Logging JSON in Python
Python’s standard library provides the logging module making it simple to write out messages along with the current time and location in the code. Log entries are often useful for debugging, performance measuring, and statistical analysis.
The built-in formatter provided by logging.basicConfig()
can be configured with a format string. Its main focus is readability for humans.
import logging
FMT = "[%(asctime)s] %(levelname)s [%(filename)s:%(lineno)d] %(message)s"
logging.basicConfig(format=FMT)
logging.getLogger().setLevel(logging.DEBUG)
logging.debug("Lorem ipsum")
logging.warning("Duis aute irure")
This code prints:
[2021-09-05 13:47:57,292] DEBUG [example.py:7] Lorem ipsum
[2021-09-05 13:47:57,292] WARNING [example.py:8] Duis aute irure
Computers have a hard time parsing such log entries correctly. Command line tools may be enough for coarse-grained parsing but are not reliable when parsing the details of large amounts of log records. JSON is a well-defined format easily parsed correctly by many tools and programming languages. I will therefore show how Python’s logging
module can be used to write log records as JSON.
A simple solution for writing JSON log records would be to just set the format string in the example above to a JSON-like format. The pitfall here is that any attributes containing JSON-specific characters could corrupt the JSON object. We instead have to create a custom logging.Formatter
class and let the json
module properly escape all attributes:
import json, logging, sys
class JsonFormatter(logging.Formatter):
def format(self, record):
# Accessing `logging.LogRecord` attributes
extra = getattr(record, "__dict__", {})
json_record = {
"time": extra.get("created"),
"lvl": getattr(record, "levelname", None),
"file": getattr(record, "filename", None),
"line": getattr(record, "lineno", None),
"msg": getattr(record, "msg", None),
"additional_info": extra.get("additional_info"),
}
return json.dumps(json_record)
def jsonConfig(filename=None):
# Mimmic the function signature of `logging.basicConfig()`
# https://github.com/python/cpython/blob/3.9/Lib/logging/__init__.py#L1908
if filename:
h = logging.FileHandler(filename)
else:
h = logging.StreamHandler(sys.stdout)
h.setFormatter(JsonFormatter())
# Set our custom Handler on the root logger
logging.getLogger().addHandler(h)
jsonConfig()
logging.getLogger().setLevel(logging.DEBUG)

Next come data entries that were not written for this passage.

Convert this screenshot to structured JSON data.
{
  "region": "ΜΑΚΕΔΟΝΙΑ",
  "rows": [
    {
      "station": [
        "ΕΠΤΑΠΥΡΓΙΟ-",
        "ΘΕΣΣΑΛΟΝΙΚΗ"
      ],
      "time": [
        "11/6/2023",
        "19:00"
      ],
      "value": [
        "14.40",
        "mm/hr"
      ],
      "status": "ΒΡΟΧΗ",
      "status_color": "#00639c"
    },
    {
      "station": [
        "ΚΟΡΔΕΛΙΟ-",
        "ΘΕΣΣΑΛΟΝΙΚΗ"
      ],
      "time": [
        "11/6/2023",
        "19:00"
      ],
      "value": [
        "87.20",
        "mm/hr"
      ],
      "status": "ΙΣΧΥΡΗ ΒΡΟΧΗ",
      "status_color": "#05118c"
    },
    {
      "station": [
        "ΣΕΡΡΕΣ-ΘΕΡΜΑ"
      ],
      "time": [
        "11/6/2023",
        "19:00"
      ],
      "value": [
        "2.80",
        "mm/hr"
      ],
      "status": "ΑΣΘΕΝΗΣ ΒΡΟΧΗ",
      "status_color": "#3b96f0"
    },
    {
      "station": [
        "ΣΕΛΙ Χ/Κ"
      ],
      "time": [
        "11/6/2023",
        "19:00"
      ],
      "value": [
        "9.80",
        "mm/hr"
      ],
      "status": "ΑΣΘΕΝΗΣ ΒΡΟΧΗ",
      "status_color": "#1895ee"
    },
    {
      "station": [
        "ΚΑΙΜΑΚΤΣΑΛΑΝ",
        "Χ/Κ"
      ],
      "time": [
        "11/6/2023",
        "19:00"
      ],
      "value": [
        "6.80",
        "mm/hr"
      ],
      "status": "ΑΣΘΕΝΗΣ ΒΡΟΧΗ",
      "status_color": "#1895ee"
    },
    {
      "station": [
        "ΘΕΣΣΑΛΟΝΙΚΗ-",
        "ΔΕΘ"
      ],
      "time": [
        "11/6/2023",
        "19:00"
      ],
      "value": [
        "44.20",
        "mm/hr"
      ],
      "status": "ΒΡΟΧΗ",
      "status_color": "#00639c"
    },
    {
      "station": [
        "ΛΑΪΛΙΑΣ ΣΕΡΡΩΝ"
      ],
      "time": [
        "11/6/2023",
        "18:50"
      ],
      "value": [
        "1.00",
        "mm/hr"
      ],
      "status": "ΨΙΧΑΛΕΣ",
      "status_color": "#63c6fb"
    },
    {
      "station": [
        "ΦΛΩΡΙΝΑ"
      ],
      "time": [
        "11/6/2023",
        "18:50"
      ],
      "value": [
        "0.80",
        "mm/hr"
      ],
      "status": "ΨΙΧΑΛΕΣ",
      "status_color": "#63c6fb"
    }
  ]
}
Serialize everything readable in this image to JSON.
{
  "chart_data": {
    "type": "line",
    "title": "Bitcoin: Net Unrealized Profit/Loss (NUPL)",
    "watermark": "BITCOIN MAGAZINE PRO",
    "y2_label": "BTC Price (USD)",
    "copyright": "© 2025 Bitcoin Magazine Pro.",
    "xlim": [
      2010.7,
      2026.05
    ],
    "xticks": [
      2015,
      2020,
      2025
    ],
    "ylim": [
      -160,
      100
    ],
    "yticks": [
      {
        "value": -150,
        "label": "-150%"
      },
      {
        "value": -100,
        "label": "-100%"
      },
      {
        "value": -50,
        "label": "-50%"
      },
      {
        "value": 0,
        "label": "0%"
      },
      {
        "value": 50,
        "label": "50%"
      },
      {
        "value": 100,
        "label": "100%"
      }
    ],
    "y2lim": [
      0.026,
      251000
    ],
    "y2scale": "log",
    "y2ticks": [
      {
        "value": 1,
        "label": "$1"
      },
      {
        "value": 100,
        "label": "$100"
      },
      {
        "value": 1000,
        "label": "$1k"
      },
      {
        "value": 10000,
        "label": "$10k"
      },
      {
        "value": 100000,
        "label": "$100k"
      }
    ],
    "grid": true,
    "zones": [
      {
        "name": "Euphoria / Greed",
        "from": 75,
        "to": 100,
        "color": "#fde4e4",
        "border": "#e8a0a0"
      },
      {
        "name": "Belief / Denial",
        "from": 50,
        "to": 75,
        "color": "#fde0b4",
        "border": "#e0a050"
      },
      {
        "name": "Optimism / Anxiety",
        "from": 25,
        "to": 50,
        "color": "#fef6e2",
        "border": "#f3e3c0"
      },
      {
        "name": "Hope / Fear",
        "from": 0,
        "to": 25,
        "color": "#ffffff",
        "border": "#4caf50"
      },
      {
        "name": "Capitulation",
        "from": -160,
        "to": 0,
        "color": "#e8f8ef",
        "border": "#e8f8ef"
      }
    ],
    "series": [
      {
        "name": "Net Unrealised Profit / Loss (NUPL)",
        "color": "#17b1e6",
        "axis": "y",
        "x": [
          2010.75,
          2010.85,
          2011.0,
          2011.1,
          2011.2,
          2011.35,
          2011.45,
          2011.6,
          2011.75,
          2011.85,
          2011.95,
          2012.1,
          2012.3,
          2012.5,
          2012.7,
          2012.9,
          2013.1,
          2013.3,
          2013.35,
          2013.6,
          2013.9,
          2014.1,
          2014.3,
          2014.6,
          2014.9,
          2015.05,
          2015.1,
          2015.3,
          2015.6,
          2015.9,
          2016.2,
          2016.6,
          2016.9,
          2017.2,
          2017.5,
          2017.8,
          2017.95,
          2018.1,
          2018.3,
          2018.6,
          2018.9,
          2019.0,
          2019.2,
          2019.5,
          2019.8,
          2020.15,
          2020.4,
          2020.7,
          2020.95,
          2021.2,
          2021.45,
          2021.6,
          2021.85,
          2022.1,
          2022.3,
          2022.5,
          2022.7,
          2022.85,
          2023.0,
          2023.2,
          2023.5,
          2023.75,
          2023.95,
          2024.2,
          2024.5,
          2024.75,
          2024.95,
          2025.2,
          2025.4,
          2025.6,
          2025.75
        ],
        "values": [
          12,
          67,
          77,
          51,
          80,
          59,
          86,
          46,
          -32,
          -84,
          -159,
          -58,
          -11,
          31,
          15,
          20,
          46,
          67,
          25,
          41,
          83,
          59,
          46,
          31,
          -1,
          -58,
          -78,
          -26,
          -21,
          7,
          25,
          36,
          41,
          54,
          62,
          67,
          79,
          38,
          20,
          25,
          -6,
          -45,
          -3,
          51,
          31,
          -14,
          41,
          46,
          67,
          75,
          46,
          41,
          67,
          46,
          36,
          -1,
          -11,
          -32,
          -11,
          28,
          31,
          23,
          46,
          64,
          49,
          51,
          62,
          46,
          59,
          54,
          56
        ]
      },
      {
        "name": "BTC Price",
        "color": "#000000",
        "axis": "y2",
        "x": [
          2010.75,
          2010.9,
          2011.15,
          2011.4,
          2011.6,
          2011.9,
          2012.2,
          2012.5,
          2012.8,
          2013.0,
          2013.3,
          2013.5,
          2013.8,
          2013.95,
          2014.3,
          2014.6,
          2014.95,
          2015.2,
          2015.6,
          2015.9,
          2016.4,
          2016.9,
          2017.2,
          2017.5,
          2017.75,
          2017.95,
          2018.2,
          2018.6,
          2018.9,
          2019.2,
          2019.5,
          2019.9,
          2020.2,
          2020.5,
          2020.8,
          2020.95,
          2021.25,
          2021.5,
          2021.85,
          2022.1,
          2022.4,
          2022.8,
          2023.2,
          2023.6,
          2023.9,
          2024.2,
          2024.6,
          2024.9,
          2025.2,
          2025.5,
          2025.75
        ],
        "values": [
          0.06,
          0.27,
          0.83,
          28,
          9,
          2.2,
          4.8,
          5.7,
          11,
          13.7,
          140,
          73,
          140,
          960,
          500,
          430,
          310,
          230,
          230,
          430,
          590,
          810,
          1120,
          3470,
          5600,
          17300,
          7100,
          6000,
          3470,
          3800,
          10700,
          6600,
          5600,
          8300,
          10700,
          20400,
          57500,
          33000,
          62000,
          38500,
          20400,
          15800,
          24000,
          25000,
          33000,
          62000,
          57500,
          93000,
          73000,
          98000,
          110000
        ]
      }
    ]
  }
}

logging.debug("Lorem ipsum")
logging.warning("Duis aute irure", extra={"additional_info": 123})
This code prints a JSON dictionary per line:
{"time": 1630842477.0521548, "lvl": "DEBUG", "file": "py-log-json.py", "line": 35, "msg": "Lorem ipsum", "additional_info": null}
{"time": 1630842477.052344, "lvl": "WARNING", "file": "py-log-json.py", "line": 36, "msg": "Duis aute irure", "additional_info": 123}
Parsing these log lines gets simpler. The JSON dictionary also makes it easy to add additional details to the log record. The logging.LogRecord
objects created for each logging call offer many more runtime attributes, like threading info and function names, all accessible in the logging.Formatter
-based class. There is also support for setting custom keys in the log record, as seen in the example above by setting extra={"additional_info": 123}
as an argument.
The Python logging
module could be used for writing other formats as well, such as CSV and binary Protocol Buffers. YAML is another popular format that may be suitable for large log records. It is a superset of JSON with additional syntax for improved readability and compactness. In our JSON example, we use a newline to separate each JSON object, which is a common approach for streaming JSON objects. YAML has the benefit of supporting object streaming already in the syntax using the ---
delimiter. Each log record can therefore in YAML span multiple lines, improving the human readability of large log records.